As Robert Hardaway, a professor at the University of Denver, pointed out last September, the subprime lending crisis “can be directly traced back to the [1983] BLS decision to exclude the price of housing from the CPI… With the illusion of low inflation inducing lenders to offer 6 percent loans, not only has speculation run rampant on the expectations of ever-rising home prices, but home buyers by the millions have been tricked into buying homes even though they only qualified for the teaser rates.”
The only way that the US government can continue on its reckless path is if other entities are willing to loan it money by buying its securities. While it can use the social security trust fund to do so (because it controls it), it needs other nations and their sovereign funds to also buy them. In this, the US currently benefits from the dollar still being the world’s reserve currency. If other countries start to hold back from buying US treasury bonds, the government might have to lure them with higher interest rates. That would make budget deficits even worse and rapidly create problems with the ability to repay.
So where are we headed? Paul Craig Roberts, a former editor of the Wall Street Journal and an assistant secretary of the U.S. Treasury during the Reagan administration, says that the outlook is gloomy.

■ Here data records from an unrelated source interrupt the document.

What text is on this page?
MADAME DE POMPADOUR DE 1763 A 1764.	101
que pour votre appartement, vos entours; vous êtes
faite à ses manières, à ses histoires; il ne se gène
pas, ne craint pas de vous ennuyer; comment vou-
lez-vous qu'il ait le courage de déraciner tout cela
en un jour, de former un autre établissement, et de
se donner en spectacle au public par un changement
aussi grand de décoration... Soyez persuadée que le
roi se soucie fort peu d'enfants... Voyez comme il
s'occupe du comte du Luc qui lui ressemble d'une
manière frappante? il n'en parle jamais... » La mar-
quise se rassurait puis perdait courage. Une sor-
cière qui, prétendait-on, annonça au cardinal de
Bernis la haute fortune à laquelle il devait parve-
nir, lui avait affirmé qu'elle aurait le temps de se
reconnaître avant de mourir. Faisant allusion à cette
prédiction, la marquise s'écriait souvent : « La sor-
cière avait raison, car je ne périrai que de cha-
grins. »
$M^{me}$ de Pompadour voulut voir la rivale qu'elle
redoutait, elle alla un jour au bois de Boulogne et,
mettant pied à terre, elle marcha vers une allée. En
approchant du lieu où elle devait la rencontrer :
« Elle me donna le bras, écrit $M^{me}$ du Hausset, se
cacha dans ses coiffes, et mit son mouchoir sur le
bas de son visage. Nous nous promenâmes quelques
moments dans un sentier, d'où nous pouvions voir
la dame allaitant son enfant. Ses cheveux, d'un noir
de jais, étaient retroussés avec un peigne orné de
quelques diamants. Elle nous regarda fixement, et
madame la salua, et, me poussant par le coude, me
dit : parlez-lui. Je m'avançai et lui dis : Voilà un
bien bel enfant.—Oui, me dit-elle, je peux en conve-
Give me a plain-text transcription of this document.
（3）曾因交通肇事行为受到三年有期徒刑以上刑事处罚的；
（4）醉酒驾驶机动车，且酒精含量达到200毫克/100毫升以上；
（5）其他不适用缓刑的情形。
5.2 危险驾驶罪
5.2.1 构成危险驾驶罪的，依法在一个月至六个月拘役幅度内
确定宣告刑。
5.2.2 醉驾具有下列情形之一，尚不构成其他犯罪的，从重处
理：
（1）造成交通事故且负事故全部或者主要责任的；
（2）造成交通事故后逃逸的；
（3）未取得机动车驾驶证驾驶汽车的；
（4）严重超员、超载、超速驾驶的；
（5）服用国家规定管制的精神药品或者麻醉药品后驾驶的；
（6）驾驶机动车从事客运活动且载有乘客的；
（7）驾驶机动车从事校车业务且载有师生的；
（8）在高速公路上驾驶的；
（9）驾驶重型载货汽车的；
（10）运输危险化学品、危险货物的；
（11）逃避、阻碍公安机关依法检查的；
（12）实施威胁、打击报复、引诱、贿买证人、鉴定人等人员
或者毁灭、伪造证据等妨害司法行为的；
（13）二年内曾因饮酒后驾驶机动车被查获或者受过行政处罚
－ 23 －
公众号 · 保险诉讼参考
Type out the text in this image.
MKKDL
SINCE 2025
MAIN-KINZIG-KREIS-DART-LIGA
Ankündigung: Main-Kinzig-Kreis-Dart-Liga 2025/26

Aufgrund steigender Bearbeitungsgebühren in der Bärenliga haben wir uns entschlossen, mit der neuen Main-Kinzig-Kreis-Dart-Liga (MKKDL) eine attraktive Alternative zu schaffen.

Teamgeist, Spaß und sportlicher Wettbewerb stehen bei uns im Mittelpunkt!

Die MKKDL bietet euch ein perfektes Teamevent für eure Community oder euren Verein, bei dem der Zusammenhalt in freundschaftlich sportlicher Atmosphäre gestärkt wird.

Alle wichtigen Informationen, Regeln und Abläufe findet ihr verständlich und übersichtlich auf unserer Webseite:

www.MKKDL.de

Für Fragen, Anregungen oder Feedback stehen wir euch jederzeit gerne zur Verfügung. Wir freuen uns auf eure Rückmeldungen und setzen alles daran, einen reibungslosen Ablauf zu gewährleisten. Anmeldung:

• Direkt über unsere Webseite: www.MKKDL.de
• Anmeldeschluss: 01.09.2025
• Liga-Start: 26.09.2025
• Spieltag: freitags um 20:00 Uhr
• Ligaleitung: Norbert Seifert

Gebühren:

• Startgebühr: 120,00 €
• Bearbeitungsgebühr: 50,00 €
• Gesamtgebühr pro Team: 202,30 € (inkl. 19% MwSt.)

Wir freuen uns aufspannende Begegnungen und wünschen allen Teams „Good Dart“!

With the US bankrupting itself in wars, America’s largest creditor, China, has taken issue with America’s credit rating. The head of China’s largest credit rating agency declared: “The US is insolvent and faces bankruptcy as a pure debtor nation.”
On July 12, Niall Ferguson, an historian of empire, warned that the American empire could collapse suddenly from weakness brought on by its massive debts and that such a collapse could be closer than we think.
The sense of foreboding is widespread, spanning the ideological spectrum. David Stockman, budget director during the time that Ronald Reagan was indulging his supply-side fantasies, thinks the day of reckoning is nigh and that the present Republican leadership is captive to “the delusion that the economy will outgrow the deficit if plied with enough tax cuts… It is not surprising, then, that during the last bubble (from 2002 to 2006) the top 1 percent of Americans — paid mainly from the Wall Street casino — received two-thirds of the gain in national income, while the bottom 90 percent — mainly dependent on Main Street’s shrinking economy — got only 12 percent.”
Paul Krugman also sees disaster looming, saying, “I’m starting to have a sick feeling about prospects for American workers — but not, or not entirely, for the reasons you might think. Yes, growth is slowing, and the odds are that unemployment will rise, not fall, in the months ahead. That’s bad. But what’s worse is the growing evidence that our governing elite just doesn’t care — that a once-unthinkable level of economic distress is in the process of becoming the new normal.” (my italics)
With the oligarchy having its hands in the national till and looting it for their own benefit, I think collapse is inevitable. You can postpone the say of reckoning by cooking the books, but reality will eventually catch up with you. It is for all these reasons that I think the US is in serious trouble unless it changes course.